11 de março de 2019 16h56 - Atualizado em 11/03/2019 16h56

Deputados federais debatem Linhão de Tucuruí na Aleam

O debate ocorreu durante audiência pública na presença de outros deputados
06_AUDIÊNCIA PÚBLICA_LINHÃO DE TUCURUI_DEPUTADOS DE RORAIMA (EGM)

Uma Audiência Pública proposta pelo deputado estadual Sinésio Campos (PT) na manhã desta segunda-feira (11) reuniu deputados estaduais dos estados de Amazonas e Roraima no Plenário Ruy Araújo, na Assembleia Legislativa do Estado do Amazonas (Aleam), para discutir as obras da linha de transmissão de energia entre Roraima e Amazonas, conhecida como o Linhão de Tucuruí.
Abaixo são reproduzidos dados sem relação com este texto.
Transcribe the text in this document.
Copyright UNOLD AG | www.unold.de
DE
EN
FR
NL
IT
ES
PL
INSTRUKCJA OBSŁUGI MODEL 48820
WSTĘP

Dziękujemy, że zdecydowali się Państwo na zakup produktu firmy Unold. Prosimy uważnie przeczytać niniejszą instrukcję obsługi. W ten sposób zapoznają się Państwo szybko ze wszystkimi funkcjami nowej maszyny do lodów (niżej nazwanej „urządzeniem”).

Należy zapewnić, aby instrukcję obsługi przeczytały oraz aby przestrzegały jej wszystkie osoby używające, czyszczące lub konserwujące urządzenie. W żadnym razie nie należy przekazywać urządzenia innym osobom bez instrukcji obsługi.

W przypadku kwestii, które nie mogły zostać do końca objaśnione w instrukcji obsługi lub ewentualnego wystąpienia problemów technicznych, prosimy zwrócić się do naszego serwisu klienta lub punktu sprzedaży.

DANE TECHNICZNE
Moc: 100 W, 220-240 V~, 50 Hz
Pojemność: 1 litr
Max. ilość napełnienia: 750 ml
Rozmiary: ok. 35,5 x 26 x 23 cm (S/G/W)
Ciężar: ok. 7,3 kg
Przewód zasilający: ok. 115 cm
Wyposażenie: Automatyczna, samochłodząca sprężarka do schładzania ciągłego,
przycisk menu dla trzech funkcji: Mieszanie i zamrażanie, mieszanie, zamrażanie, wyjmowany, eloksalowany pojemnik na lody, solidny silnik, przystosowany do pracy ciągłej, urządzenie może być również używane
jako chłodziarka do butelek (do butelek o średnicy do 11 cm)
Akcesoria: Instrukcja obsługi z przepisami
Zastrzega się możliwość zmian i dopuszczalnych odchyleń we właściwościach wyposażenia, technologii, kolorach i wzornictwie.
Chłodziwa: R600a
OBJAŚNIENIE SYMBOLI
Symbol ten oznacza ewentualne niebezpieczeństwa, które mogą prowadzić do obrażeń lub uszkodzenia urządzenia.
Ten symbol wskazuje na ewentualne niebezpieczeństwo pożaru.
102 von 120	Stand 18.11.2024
A implantação do Linhão de Tucuruí enfrenta um impasse desde 2011.

De acordo com as informações dos deputados, existe um impasse no equilíbrio regional e impacto para os povos indígenas, ao passo em que o estado de Roraima está isolado energeticamente do resto do Brasil, sendo o único estado ainda não interligado ao Sistema Interligado Nacional (SIN) e, por isso, é praticamente abastecido energeticamente pela Venezuela. Os deputados federais pelo Amazonas, José Ricardo (PT) e Delegado Pablo (PSL), estiveram no evento representando a bancada amazonense no evento e falaram sobre o tema.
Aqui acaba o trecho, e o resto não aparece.